Paulistana nascida em 1981, Elisa Andrade Buzzo estréia na poesia com o livro Se lá no sol (7Letras, 2005, 64 págs.), lançado pela do Rio de Janeiro. Curiosamente, o livro, da coleção Guizos, que já lançou também um pequeno catálogo de bons novos poetas, não sai por alguma das tantas editoras de São Paulo, atualmente o grande centro da literatura brasileira, ainda que pressionado pela produção do Rio Grande do Sul.

Elisa Buzzo apresenta ao leitor uma obra com 43 poemas em apenas um bloco. Embora caiba bem publicar a autora numa coleção inspirada na poeta portuguesa contemporânea Adília Lopes (a coleção tem o nome de Guizos porque este seria o nome de um dos gatos da poeta d'além mar), não é na dicção portuguesa que Se lá no sol mais se afilia. Elisa tem a leveza de quem leu os poetas marginais brasileiros dos anos 1970, relaciona-se com os temas da atualidade e brinca com certo instinto de mineiridade. Em "Cupido", tudo parece acontecer em Ouro Preto: "Anjinho mulato/ surrupiou/ meu coração barroco". E embora ela aponte para um eu poético anguloso e complicado, não é bem assim que se expressa. Muito pelo contrário, Elisa parece saltitar entre os versos com leveza e minimalismo. O coração barroco não se deixa migrar para a forma dos poemas, tão retos e suficientes.

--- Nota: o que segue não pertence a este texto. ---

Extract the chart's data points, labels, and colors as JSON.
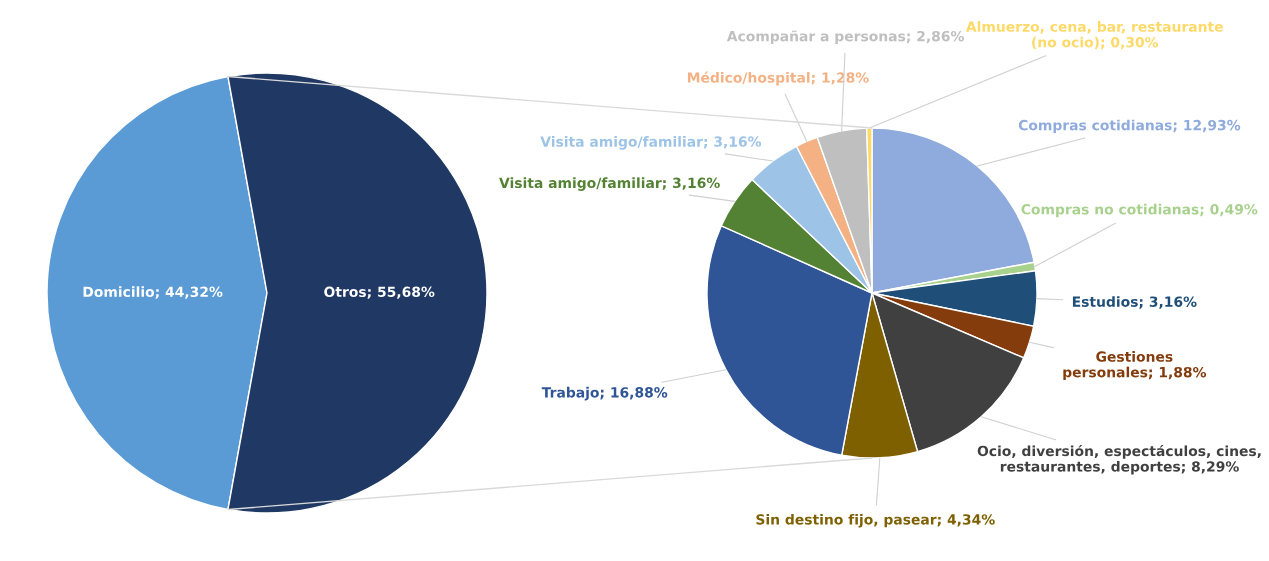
{
  "chart_data": [
    {
      "type": "pie",
      "categories": [
        "Domicilio",
        "Otros"
      ],
      "values": [
        44.32,
        55.68
      ],
      "colors": [
        "#5b9bd5",
        "#1f3864"
      ],
      "value_labels": [
        "44,32%",
        "55,68%"
      ]
    },
    {
      "type": "pie",
      "categories": [
        "Compras cotidianas",
        "Compras no cotidianas",
        "Estudios",
        "Gestiones personales",
        "Ocio, diversión, espectáculos, cines, restaurantes, deportes",
        "Sin destino fijo, pasear",
        "Trabajo",
        "Visita amigo/familiar",
        "Visita amigo/familiar",
        "Médico/hospital",
        "Acompañar a personas",
        "Almuerzo, cena, bar, restaurante (no ocio)"
      ],
      "values": [
        12.93,
        0.49,
        3.16,
        1.88,
        8.29,
        4.34,
        16.88,
        3.16,
        3.16,
        1.28,
        2.86,
        0.3
      ],
      "colors": [
        "#8faadc",
        "#a9d18e",
        "#1f4e79",
        "#843c0c",
        "#404040",
        "#7f6000",
        "#2f5597",
        "#548235",
        "#9dc3e6",
        "#f4b183",
        "#bfbfbf",
        "#ffd966"
      ],
      "value_labels": [
        "12,93%",
        "0,49%",
        "3,16%",
        "1,88%",
        "8,29%",
        "4,34%",
        "16,88%",
        "3,16%",
        "3,16%",
        "1,28%",
        "2,86%",
        "0,30%"
      ]
    }
  ]
}
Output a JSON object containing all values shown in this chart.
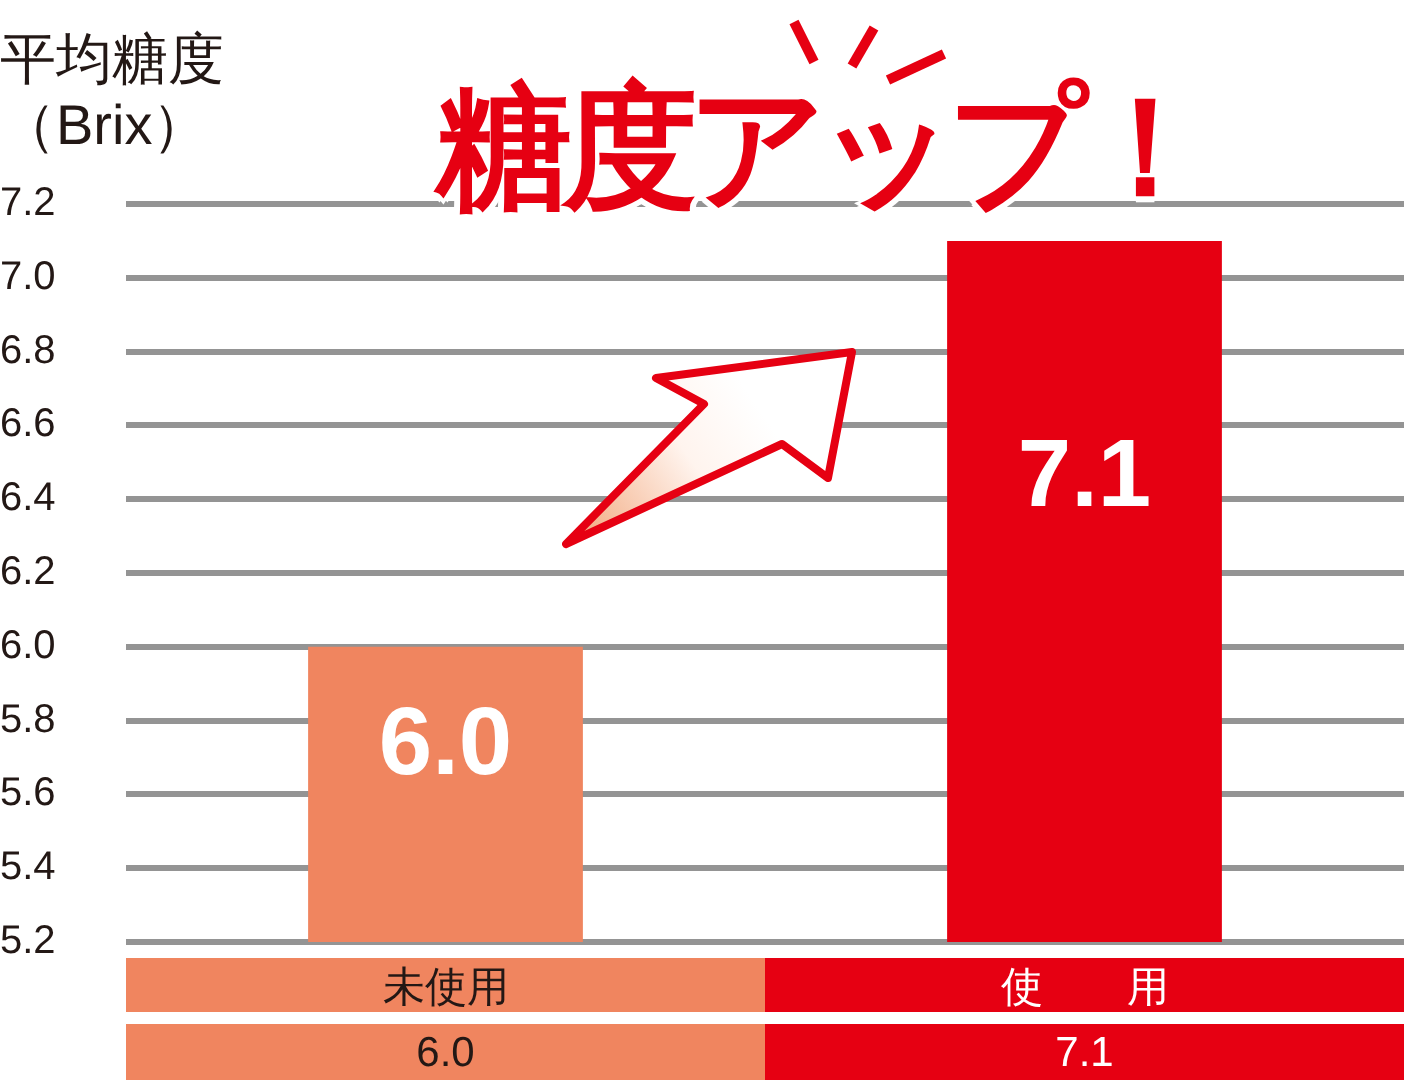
{
  "chart_data": {
    "type": "bar",
    "title": "糖度アップ！",
    "ylabel": "平均糖度（Brix）",
    "categories": [
      "未使用",
      "使　　用"
    ],
    "values": [
      6.0,
      7.1
    ],
    "colors": [
      "#f0855f",
      "#e60012"
    ],
    "value_labels": [
      "6.0",
      "7.1"
    ],
    "ylim": [
      5.2,
      7.2
    ],
    "yticks": [
      5.2,
      5.4,
      5.6,
      5.8,
      {
        "value": 6.0,
        "label": "6.0"
      },
      6.2,
      6.4,
      6.6,
      6.8,
      {
        "value": 7.0,
        "label": "7.0"
      },
      7.2
    ],
    "grid": "y"
  }
}
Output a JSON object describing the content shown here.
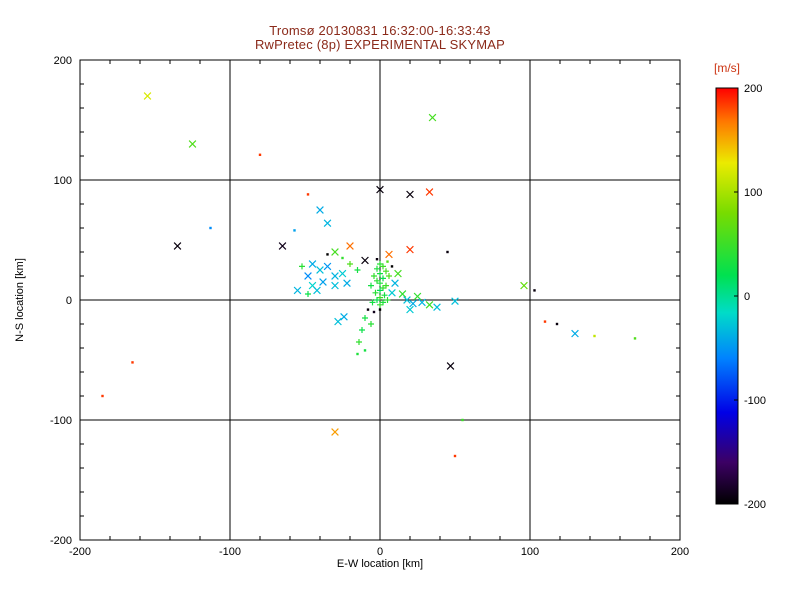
{
  "title": {
    "line1": "Tromsø 20130831 16:32:00-16:33:43",
    "line2": "RwPretec (8p) EXPERIMENTAL SKYMAP"
  },
  "colors": {
    "title": "#8b2a1a",
    "colorbar_label": "#cc3311",
    "axis": "#000000",
    "background": "#ffffff"
  },
  "chart_data": {
    "type": "scatter",
    "title": "Tromsø 20130831 16:32:00-16:33:43",
    "subtitle": "RwPretec (8p) EXPERIMENTAL SKYMAP",
    "xlabel": "E-W location [km]",
    "ylabel": "N-S location [km]",
    "xlim": [
      -200,
      200
    ],
    "ylim": [
      -200,
      200
    ],
    "x_ticks": [
      -200,
      -100,
      0,
      100,
      200
    ],
    "y_ticks": [
      -200,
      -100,
      0,
      100,
      200
    ],
    "grid_lines": [
      -100,
      0,
      100
    ],
    "grid": true,
    "legend": "none",
    "colorbar": {
      "label": "[m/s]",
      "ticks": [
        200,
        100,
        0,
        -100,
        -200
      ],
      "range": [
        -200,
        200
      ],
      "stops": [
        [
          0.0,
          "#000000"
        ],
        [
          0.1,
          "#3c0064"
        ],
        [
          0.22,
          "#0000e6"
        ],
        [
          0.35,
          "#0082ff"
        ],
        [
          0.46,
          "#00dcc8"
        ],
        [
          0.55,
          "#00e150"
        ],
        [
          0.7,
          "#78dc00"
        ],
        [
          0.82,
          "#ebeb00"
        ],
        [
          0.92,
          "#ff7800"
        ],
        [
          1.0,
          "#ff0000"
        ]
      ]
    },
    "points_format": [
      "x_km",
      "y_km",
      "velocity_m_per_s",
      "marker(x=cross,+=plus,d=dot)"
    ],
    "points": [
      [
        -155,
        170,
        120,
        "x"
      ],
      [
        -125,
        130,
        60,
        "x"
      ],
      [
        -80,
        121,
        185,
        "d"
      ],
      [
        35,
        152,
        55,
        "x"
      ],
      [
        -48,
        88,
        185,
        "d"
      ],
      [
        0,
        92,
        -195,
        "x"
      ],
      [
        20,
        88,
        -195,
        "x"
      ],
      [
        33,
        90,
        185,
        "x"
      ],
      [
        -40,
        75,
        -40,
        "x"
      ],
      [
        -35,
        64,
        -35,
        "x"
      ],
      [
        -57,
        58,
        -45,
        "d"
      ],
      [
        -113,
        60,
        -55,
        "d"
      ],
      [
        -135,
        45,
        -195,
        "x"
      ],
      [
        -65,
        45,
        -190,
        "x"
      ],
      [
        -20,
        45,
        170,
        "x"
      ],
      [
        20,
        42,
        185,
        "x"
      ],
      [
        45,
        40,
        -195,
        "d"
      ],
      [
        -30,
        40,
        55,
        "x"
      ],
      [
        96,
        12,
        70,
        "x"
      ],
      [
        103,
        8,
        -195,
        "d"
      ],
      [
        110,
        -18,
        185,
        "d"
      ],
      [
        118,
        -20,
        -195,
        "d"
      ],
      [
        130,
        -28,
        -40,
        "x"
      ],
      [
        143,
        -30,
        110,
        "d"
      ],
      [
        170,
        -32,
        60,
        "d"
      ],
      [
        47,
        -55,
        -195,
        "x"
      ],
      [
        -165,
        -52,
        185,
        "d"
      ],
      [
        -185,
        -80,
        185,
        "d"
      ],
      [
        -30,
        -110,
        155,
        "x"
      ],
      [
        50,
        -130,
        185,
        "d"
      ],
      [
        55,
        -100,
        50,
        "d"
      ],
      [
        -52,
        28,
        40,
        "+"
      ],
      [
        -48,
        20,
        -55,
        "x"
      ],
      [
        -45,
        30,
        -40,
        "x"
      ],
      [
        -45,
        12,
        -20,
        "x"
      ],
      [
        -42,
        8,
        -30,
        "x"
      ],
      [
        -40,
        25,
        -30,
        "x"
      ],
      [
        -38,
        15,
        -45,
        "x"
      ],
      [
        -35,
        28,
        -50,
        "x"
      ],
      [
        -35,
        38,
        -200,
        "d"
      ],
      [
        -30,
        20,
        -35,
        "x"
      ],
      [
        -30,
        12,
        -30,
        "x"
      ],
      [
        -28,
        -18,
        -30,
        "x"
      ],
      [
        -25,
        22,
        -25,
        "x"
      ],
      [
        -25,
        35,
        45,
        "d"
      ],
      [
        -24,
        -14,
        -40,
        "x"
      ],
      [
        -22,
        14,
        -40,
        "x"
      ],
      [
        -20,
        30,
        60,
        "+"
      ],
      [
        -15,
        25,
        30,
        "+"
      ],
      [
        -55,
        8,
        -35,
        "x"
      ],
      [
        -48,
        5,
        25,
        "+"
      ],
      [
        -10,
        33,
        -195,
        "x"
      ],
      [
        0,
        30,
        40,
        "+"
      ],
      [
        2,
        28,
        50,
        "+"
      ],
      [
        -2,
        26,
        35,
        "+"
      ],
      [
        4,
        24,
        55,
        "+"
      ],
      [
        0,
        22,
        30,
        "+"
      ],
      [
        -4,
        20,
        45,
        "+"
      ],
      [
        2,
        18,
        25,
        "+"
      ],
      [
        6,
        20,
        60,
        "+"
      ],
      [
        -2,
        16,
        40,
        "+"
      ],
      [
        0,
        14,
        35,
        "+"
      ],
      [
        4,
        12,
        50,
        "+"
      ],
      [
        -6,
        12,
        30,
        "+"
      ],
      [
        2,
        10,
        45,
        "+"
      ],
      [
        0,
        8,
        20,
        "+"
      ],
      [
        -3,
        6,
        40,
        "+"
      ],
      [
        3,
        4,
        30,
        "+"
      ],
      [
        0,
        2,
        50,
        "+"
      ],
      [
        -2,
        0,
        25,
        "+"
      ],
      [
        2,
        -2,
        35,
        "+"
      ],
      [
        0,
        -4,
        45,
        "+"
      ],
      [
        -5,
        -2,
        30,
        "+"
      ],
      [
        5,
        0,
        40,
        "+"
      ],
      [
        8,
        6,
        -25,
        "x"
      ],
      [
        10,
        14,
        -35,
        "x"
      ],
      [
        12,
        22,
        55,
        "x"
      ],
      [
        8,
        28,
        -200,
        "d"
      ],
      [
        -2,
        34,
        -195,
        "d"
      ],
      [
        5,
        32,
        60,
        "d"
      ],
      [
        6,
        38,
        170,
        "x"
      ],
      [
        15,
        5,
        45,
        "x"
      ],
      [
        18,
        0,
        -30,
        "x"
      ],
      [
        22,
        -3,
        -40,
        "x"
      ],
      [
        25,
        3,
        45,
        "x"
      ],
      [
        28,
        -2,
        -35,
        "x"
      ],
      [
        33,
        -4,
        50,
        "x"
      ],
      [
        38,
        -6,
        -30,
        "x"
      ],
      [
        20,
        -8,
        -25,
        "x"
      ],
      [
        50,
        -1,
        -30,
        "x"
      ],
      [
        -8,
        -8,
        -195,
        "d"
      ],
      [
        -4,
        -10,
        -190,
        "d"
      ],
      [
        0,
        -8,
        -200,
        "d"
      ],
      [
        -10,
        -15,
        30,
        "+"
      ],
      [
        -6,
        -20,
        40,
        "+"
      ],
      [
        -12,
        -25,
        25,
        "+"
      ],
      [
        -14,
        -35,
        45,
        "+"
      ],
      [
        -10,
        -42,
        30,
        "d"
      ],
      [
        -15,
        -45,
        35,
        "d"
      ]
    ]
  }
}
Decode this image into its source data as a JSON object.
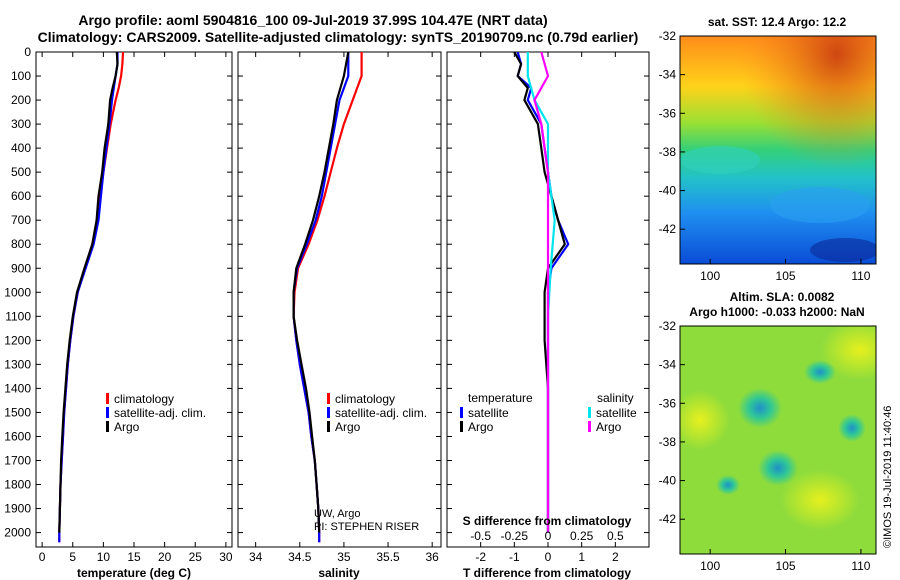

O traço mais prazeroso da poesia de Elisa Andrade Buzzo pode ser, entre tantos outros, a concisão. Difícil, hoje, encontrar poetas que consigam fazer poema com pouco material lingüístico. Mais difícil é que isso aconteça de propósito, numa demonstração de domínio da ferramenta. A poesia, não raras vezes, tem sido verbosa ou mesmo apenas uma coleção de metáforas que pouco comunicam (às vezes nem mesmo entre si).

Uma certa nota musical cai bem, mas poesia "puro som" não convence o leitor que deseja, também, compreender. E a poesia de Elisa Buzzo, além de dar seus pinotes na linguagem ordinária (sem o quê não seria poesia), consegue dizer das coisas, consegue comunicar, algo que, imagino, pode facilitar até mesmo que ela seja falada em público. Tomara que públicos cada vez maiores.

Às vezes Elisa vem com versos auto-retratáveis, mas borrada de um ar de leveza, como em "Renascimento": "criei-me santa,/ mas sou perversa,/ galho de mil pontas". As pontas surgem na combinação de palavras e na flauta que parece ter sido regida por um "Cacaso": "quando meu amor/ tira os olhos de mim/ eu não enxergo". Se a autora não leu o poeta dos '70, é de fato uma coincidência deliciosa.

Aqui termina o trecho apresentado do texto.